At Monday's board meeting, President Doug Carpenter said Nybladh approached him a year ago about his interest in retiring and he, Carpenter, convinced the superintendent to delay his retirement for a year.
"(Nybladh) was going to retire the year before without (early retirement package)," Sande said when reached by phone Friday.
"We're in a financial situation right now that I don't think it's fiscally responsible for us to give him early retirement," she said. "I was disappointed that there was no discussion at the board. ... I'm actually quite concerned that it was approved with such little thought."
The board is not obligated to grant Nybladh's request for early retirement, according to its policy document, and that benefit is not part of his contract, she said.
"It's really disappointing that we would so easily hand over $143,000," Sande said.
Nybladh, 61, whose annual salary is $231,210, has submitted his resignation effective June 30, 2018.
Upon his resignation, he will also receive payments for unused sick leave and vacation time totaling $103,000, minus any time he uses in those categories between now and June 30. Sande said that benefit is part of Nybladh's contract, so it is "non-negotiable."
The early retirement benefit, though, represents "a lot of money," she said.
At Monday's board meeting, she moved for the resignation and the early retirement application, a single agenda item, to be split and discussed as separate issues, but that motion failed by a six-to-two vote.
"There was no support for the conversation," she said.

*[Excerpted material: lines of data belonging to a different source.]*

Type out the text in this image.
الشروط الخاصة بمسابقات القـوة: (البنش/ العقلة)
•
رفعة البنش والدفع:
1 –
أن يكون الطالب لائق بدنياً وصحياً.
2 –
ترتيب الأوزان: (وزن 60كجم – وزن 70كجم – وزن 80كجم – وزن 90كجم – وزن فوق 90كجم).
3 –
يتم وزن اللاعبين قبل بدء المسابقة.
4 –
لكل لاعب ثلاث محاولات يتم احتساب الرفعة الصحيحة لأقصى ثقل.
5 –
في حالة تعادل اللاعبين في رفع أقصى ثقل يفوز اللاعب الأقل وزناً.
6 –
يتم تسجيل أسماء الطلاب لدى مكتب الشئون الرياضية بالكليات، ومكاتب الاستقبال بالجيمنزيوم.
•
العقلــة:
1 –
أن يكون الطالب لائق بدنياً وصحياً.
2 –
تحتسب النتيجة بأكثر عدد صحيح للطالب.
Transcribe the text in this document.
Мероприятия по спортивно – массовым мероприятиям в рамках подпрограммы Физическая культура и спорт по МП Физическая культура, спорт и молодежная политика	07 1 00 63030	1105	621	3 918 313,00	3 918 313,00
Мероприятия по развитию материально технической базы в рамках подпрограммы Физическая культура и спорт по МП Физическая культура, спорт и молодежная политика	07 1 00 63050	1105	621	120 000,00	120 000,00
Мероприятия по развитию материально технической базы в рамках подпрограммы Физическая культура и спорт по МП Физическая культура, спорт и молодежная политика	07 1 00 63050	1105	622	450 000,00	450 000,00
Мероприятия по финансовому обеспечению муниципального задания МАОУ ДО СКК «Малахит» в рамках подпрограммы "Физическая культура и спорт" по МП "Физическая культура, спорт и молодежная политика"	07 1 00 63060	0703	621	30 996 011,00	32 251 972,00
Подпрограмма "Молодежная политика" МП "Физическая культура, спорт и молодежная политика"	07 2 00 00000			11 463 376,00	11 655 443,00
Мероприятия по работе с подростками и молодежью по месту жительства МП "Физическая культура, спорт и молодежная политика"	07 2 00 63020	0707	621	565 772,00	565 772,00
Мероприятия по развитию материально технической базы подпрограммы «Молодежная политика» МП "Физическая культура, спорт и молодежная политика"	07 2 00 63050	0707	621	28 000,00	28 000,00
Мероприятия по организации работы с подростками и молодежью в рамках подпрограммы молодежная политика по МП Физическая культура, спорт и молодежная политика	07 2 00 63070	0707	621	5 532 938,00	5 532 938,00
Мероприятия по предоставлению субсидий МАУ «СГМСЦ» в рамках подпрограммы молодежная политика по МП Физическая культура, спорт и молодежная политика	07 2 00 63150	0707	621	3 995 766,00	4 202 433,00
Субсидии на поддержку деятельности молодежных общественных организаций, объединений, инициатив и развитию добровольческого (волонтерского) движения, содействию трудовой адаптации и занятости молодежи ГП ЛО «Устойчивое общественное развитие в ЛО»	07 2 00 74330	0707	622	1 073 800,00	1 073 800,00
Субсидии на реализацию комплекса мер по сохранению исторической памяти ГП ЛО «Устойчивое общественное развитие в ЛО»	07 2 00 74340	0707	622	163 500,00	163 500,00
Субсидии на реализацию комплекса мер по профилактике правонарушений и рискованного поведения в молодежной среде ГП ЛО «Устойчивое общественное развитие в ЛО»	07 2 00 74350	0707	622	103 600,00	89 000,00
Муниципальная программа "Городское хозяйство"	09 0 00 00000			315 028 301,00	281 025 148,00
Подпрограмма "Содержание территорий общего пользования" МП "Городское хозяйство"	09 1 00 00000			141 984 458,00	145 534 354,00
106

Two members expressed, at Monday's meeting, that they did not have enough time or enough information to feel comfortable about voting on the early retirement question, Sande said.
Carpenter told board members Monday, "I convinced him to stay on one more year" because of pending teacher contract negotiations and the 2017 legislative session, he said.
By agreeing to work through June, Nybladh's years of service will total 10, which qualifies him to request early retirement.
When Nybladh first approached him about retiring, Carpenter said Friday that he did not consider the financial implications of another year of service.
He encouraged Nybladh not to retire "because we had the legislative session coming up," he said. "We knew we were going to have financial funding issues, most likely, from the state and so, I thought it was, from my opinion, most appropriate to continue to have his knowledge and experience present during that process."
The issue of early retirement "never came up in our conversation," Carpenter said. "And, to be honest with you, I didn't even think about the fact that he'd be eligible or not be eligible in a year."
Carpenter said he was focused on "the needs of the district at the time and what I thought was best for the district."
Regarding to Monday's meeting, he said, "My position would be, when we're considering one specific application, it's not really the time or place to discuss the policy as a whole, and whether it should or should not apply."
The policy regarding early retirement should, and probably will, be reviewed before the next superintendent is hired, he said.
Carpenter agrees that Nybladh's early retirement payment "is a significant amount of money (but) the intent of the program is that we will replace the position at a lower salary and that it's not going to cost us more and could cost us less."
He is optimistic that, in hiring a new superintendent, the board will "break even, or save money, unless the will of the board and the community is that we find someone with experience that would demand (a higher salary)."
Sande isn't so sure.
"I don't know that we can hire somebody for a salary that would make (Nybladh's) early retirement even break even for the district," she said.